"Une de mes profs m'a parlé des bêtabloquants pour arrêter de trembler. Il faut prendre un huitième de la toute petite pastille et ça va calmer le cœur. Ça faisait un peu drogue suspecte au début, ça fait un peu peur, et du premier coup ça a été magique. D'un coup, on est détaché de ce tremblement des mains sur l’archet. Donc, dès qu'il y avait un gros truc sujet au stress, je prenais un huitième. Je n'osais surtout pas dépasser par peur que ce soit trop extrême."
Ce témoignage recueilli par le 19h30 est celui d'une altiste professionnelle qui prend des bêtabloquants avant chaque concert ou examen.
Disponible uniquement sur prescription, le médicament, souvent de l'Indéral, inhibe les montées d’adrénaline. Mais il est normalement prescrit comme traitement de pathologies cardiaques comme l'hypertension ou la fibrillation.
Un secret de polichinelle
Chez les musiciens professionnels, cette prise régulière de médicaments est un secret de polichinelle. Course à la perfection ou ultra-concurrence, beaucoup en prendraient, même s'il est difficile de savoir combien exactement.
Physiothérapeute et psychanalyste, Aude Hauser-Mottier traite les personnes atteintes par le trac et elle estime qu'entre 20 et 30% des concertistes auraient recours aux bêtabloquants. Pour elle, "si ça devient une habitude, c'est une habitude très néfaste, parce que justement ça diminue le rythme cardiaque, la tension chez des gens qui n'ont pas les pathologies".

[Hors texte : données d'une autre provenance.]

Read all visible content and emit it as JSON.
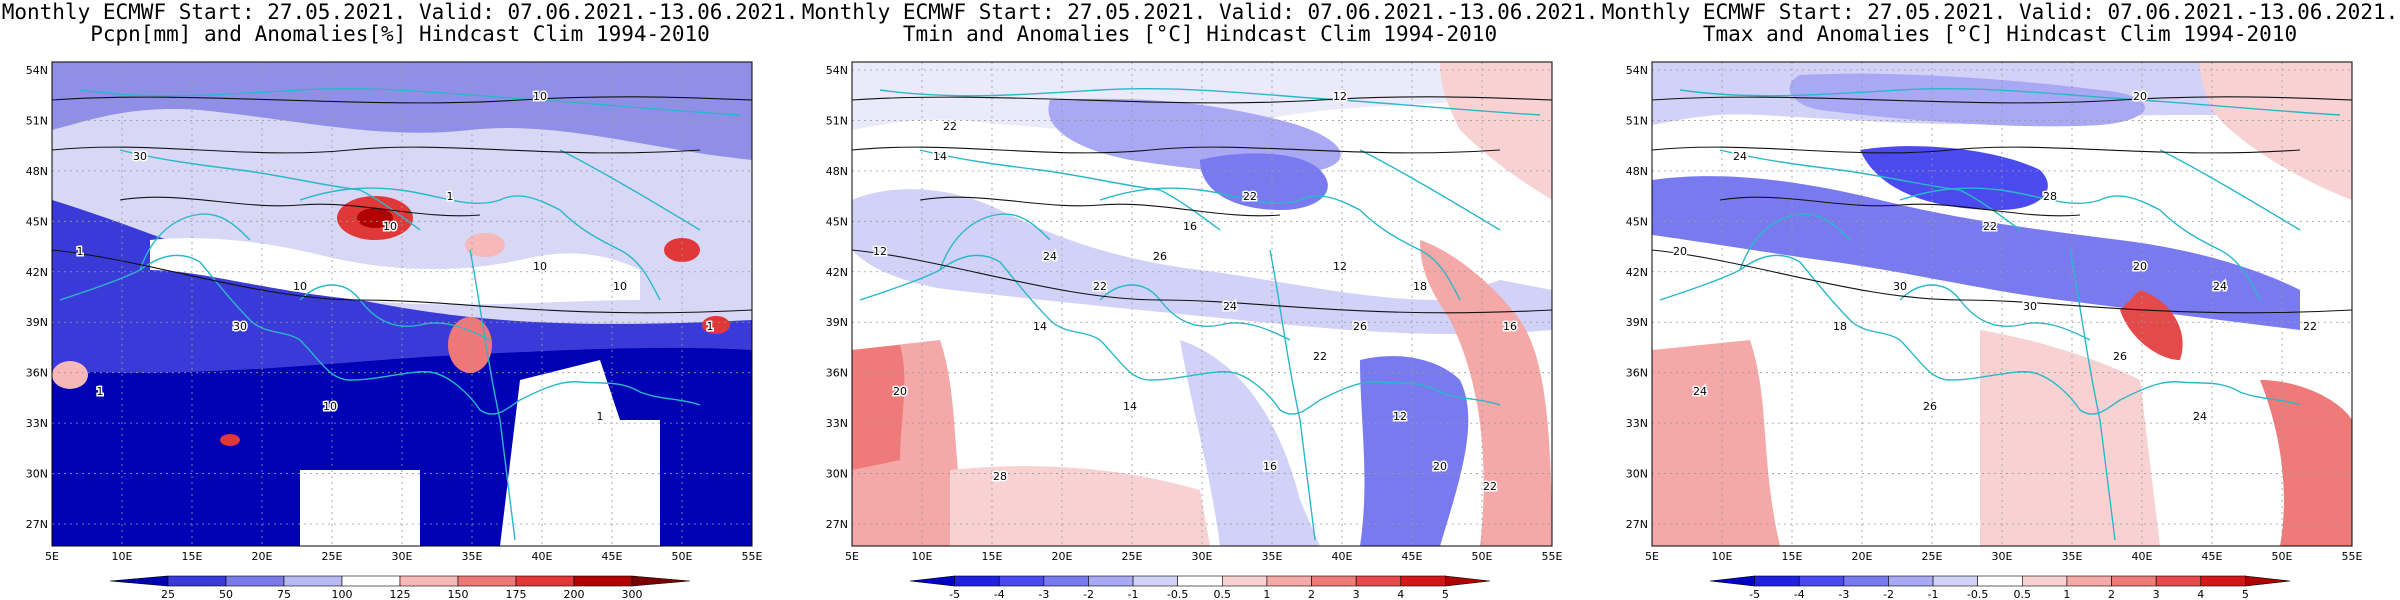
{
  "panels": [
    {
      "title1": "Monthly ECMWF Start: 27.05.2021. Valid: 07.06.2021.-13.06.2021.",
      "title2": "Pcpn[mm] and Anomalies[%] Hindcast Clim 1994-2010",
      "colorbar": [
        "25",
        "50",
        "75",
        "100",
        "125",
        "150",
        "175",
        "200",
        "300"
      ],
      "colors": [
        "#0000b4",
        "#3a3ad8",
        "#7a7ae8",
        "#b8b8f2",
        "#ffffff",
        "#f6b8b8",
        "#ee7878",
        "#e03838",
        "#b00000",
        "#7a0000"
      ],
      "contour_labels": [
        "1",
        "10",
        "30",
        "10",
        "30",
        "10",
        "10",
        "1",
        "10",
        "1",
        "1",
        "10",
        "1"
      ]
    },
    {
      "title1": "Monthly ECMWF Start: 27.05.2021. Valid: 07.06.2021.-13.06.2021.",
      "title2": "Tmin and Anomalies [°C] Hindcast Clim 1994-2010",
      "colorbar": [
        "-5",
        "-4",
        "-3",
        "-2",
        "-1",
        "-0.5",
        "0.5",
        "1",
        "2",
        "3",
        "4",
        "5"
      ],
      "colors": [
        "#0000c8",
        "#2020e0",
        "#4a4aee",
        "#7a7af0",
        "#a8a8f4",
        "#d2d2f8",
        "#ffffff",
        "#f8d2d2",
        "#f4a8a8",
        "#ee7a7a",
        "#e44a4a",
        "#d01818",
        "#b00000"
      ],
      "contour_labels": [
        "12",
        "12",
        "14",
        "16",
        "14",
        "12",
        "18",
        "16",
        "14",
        "12",
        "22",
        "22",
        "20",
        "22",
        "24",
        "26",
        "20",
        "28",
        "16",
        "22",
        "24",
        "26",
        "22"
      ]
    },
    {
      "title1": "Monthly ECMWF Start: 27.05.2021. Valid: 07.06.2021.-13.06.2021.",
      "title2": "Tmax and Anomalies [°C] Hindcast Clim 1994-2010",
      "colorbar": [
        "-5",
        "-4",
        "-3",
        "-2",
        "-1",
        "-0.5",
        "0.5",
        "1",
        "2",
        "3",
        "4",
        "5"
      ],
      "colors": [
        "#0000c8",
        "#2020e0",
        "#4a4aee",
        "#7a7af0",
        "#a8a8f4",
        "#d2d2f8",
        "#ffffff",
        "#f8d2d2",
        "#f4a8a8",
        "#ee7a7a",
        "#e44a4a",
        "#d01818",
        "#b00000"
      ],
      "contour_labels": [
        "20",
        "20",
        "24",
        "22",
        "18",
        "20",
        "24",
        "22",
        "26",
        "24",
        "28",
        "30",
        "24",
        "26",
        "30"
      ]
    }
  ],
  "axes": {
    "lat_ticks": [
      "54N",
      "51N",
      "48N",
      "45N",
      "42N",
      "39N",
      "36N",
      "33N",
      "30N",
      "27N"
    ],
    "lon_ticks": [
      "5E",
      "10E",
      "15E",
      "20E",
      "25E",
      "30E",
      "35E",
      "40E",
      "45E",
      "50E",
      "55E"
    ]
  }
}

Et ces personnes vont ainsi se retrouver en sous-régime dans la vie courante, ce qui les plonge dans un état qui peut être dépressif à longue échéance. "Donc, je suis totalement opposée", conclut Aude Hauser-Mottier.
Des conséquences musicalement aussi
Les bêtabloquants auraient aussi des conséquences musicalement. Coupés de leur adrénaline, les musiciens joueraient sans émotion.
A la Haute école de musique, le phénomène est connu et pris en charge. L'un de ses responsables, Patrick Lehmann, confie que des cours de décontraction avec un médecin ont été mis en place. "On a d’excellents résultats: des gens qui a priori avaient des problèmes à ce niveau-là et qui réussissent des concours et gagnent des postes dans des orchestres sans l’aide de bêtabloquants."